Chevron triples clean energy pledge to $10bn but sets no new net zero targets

Chevron triples clean energy pledge to $10bn but sets no new net zero targets
Chevron will spend $10bn over the next seven years boosting its renewable energy production and cutting its carbon pollution, as pressure mounts on US oil producers to clean up their operations.
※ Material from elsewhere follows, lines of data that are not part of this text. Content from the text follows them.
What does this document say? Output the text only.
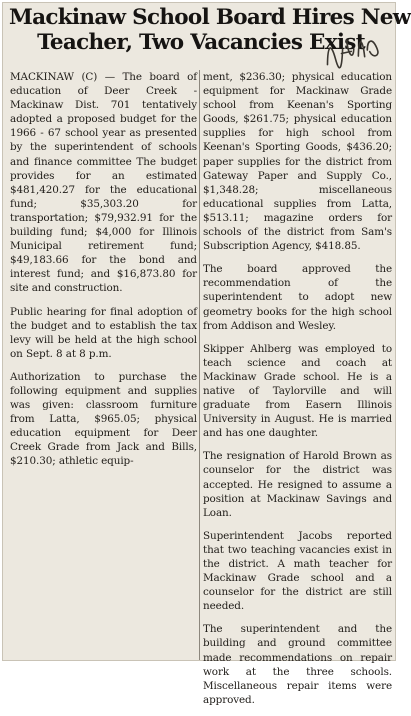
Mackinaw School Board Hires New
Teacher, Two Vacancies Exist

MACKINAW (C) — The board of education of Deer Creek - Mackinaw Dist. 701 tentatively adopted a proposed budget for the 1966 - 67 school year as presented by the superintendent of schools and finance committee The budget provides for an estimated $481,420.27 for the educational fund; $35,303.20 for transportation; $79,932.91 for the building fund; $4,000 for Illinois Municipal retirement fund; $49,183.66 for the bond and interest fund; and $16,873.80 for site and construction.

Public hearing for final adoption of the budget and to establish the tax levy will be held at the high school on Sept. 8 at 8 p.m.

Authorization to purchase the following equipment and supplies was given: classroom furniture from Latta, $965.05; physical education equipment for Deer Creek Grade from Jack and Bills, $210.30; athletic equip-

ment, $236.30; physical education equipment for Mackinaw Grade school from Keenan's Sporting Goods, $261.75; physical education supplies for high school from Keenan's Sporting Goods, $436.20; paper supplies for the district from Gateway Paper and Supply Co., $1,348.28; miscellaneous educational supplies from Latta, $513.11; magazine orders for schools of the district from Sam's Subscription Agency, $418.85.

The board approved the recommendation of the superintendent to adopt new geometry books for the high school from Addison and Wesley.

Skipper Ahlberg was employed to teach science and coach at Mackinaw Grade school. He is a native of Taylorville and will graduate from Easern Illinois University in August. He is married and has one daughter.

The resignation of Harold Brown as counselor for the district was accepted. He resigned to assume a position at Mackinaw Savings and Loan.

Superintendent Jacobs reported that two teaching vacancies exist in the district. A math teacher for Mackinaw Grade school and a counselor for the district are still needed.

The superintendent and the building and ground committee made recommendations on repair work at the three schools. Miscellaneous repair items were approved.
The clean energy spending pledge is more than three times the amount previously committed but on an annual basis amounts to less than a tenth of its planned capital spending of about $15bn a year between now and 2025. “Chevron intends to be a leader in advancing a lower-carbon future,” Mike Wirth, its chief executive, said yesterday. “Our planned actions target sectors of the economy that are harder to abate and leverage our capabilities, assets and customer relationships.” The US group’s move comes as investors and campaigners ratchet up the pressure on oil producers to help tackle global warming. Chevron shareholders defied management in May and voted for a resolution demanding the company set targets for so-called scope 3 emissions, or the pollution from the hydrocarbon products it sells. Chevron said it would increase production of hydrogen, renewable natural gas — derived from organic material — and renewable liquid fuels for use in transport, and capture or offset 25m tonnes of carbon a year by 2030. Last year Chevron’s emissions from operations amounted to 54m tonnes of carbon dioxide equivalent. It has announced small-scale low carbon-focused deals recently, including agreements to supply biofuels to Delta Air Lines. It has also set up hydrogen-based heavy industry proj ects, including a train, with Caterpillar. Yesterday’s announcement did not include new net zero targets or a fresh commitment to cut its scope 3 emissions, which exceeded 580m tonnes of CO2 equivalent last year. While European supermajors such as BP and France’s TotalEnergies have set out plans to build large solar and wind segments, Chevron and Exxon have resisted calls to follow suit. Wirth said bumper profits in the coming years from Chevron’s “base business” would help it finance the extra spending to clean up operations. Analysts at RBC Capital Markets said Chevron was “leaning into” the energy transition but were “surprised” by the absence of longer-term net zero targets.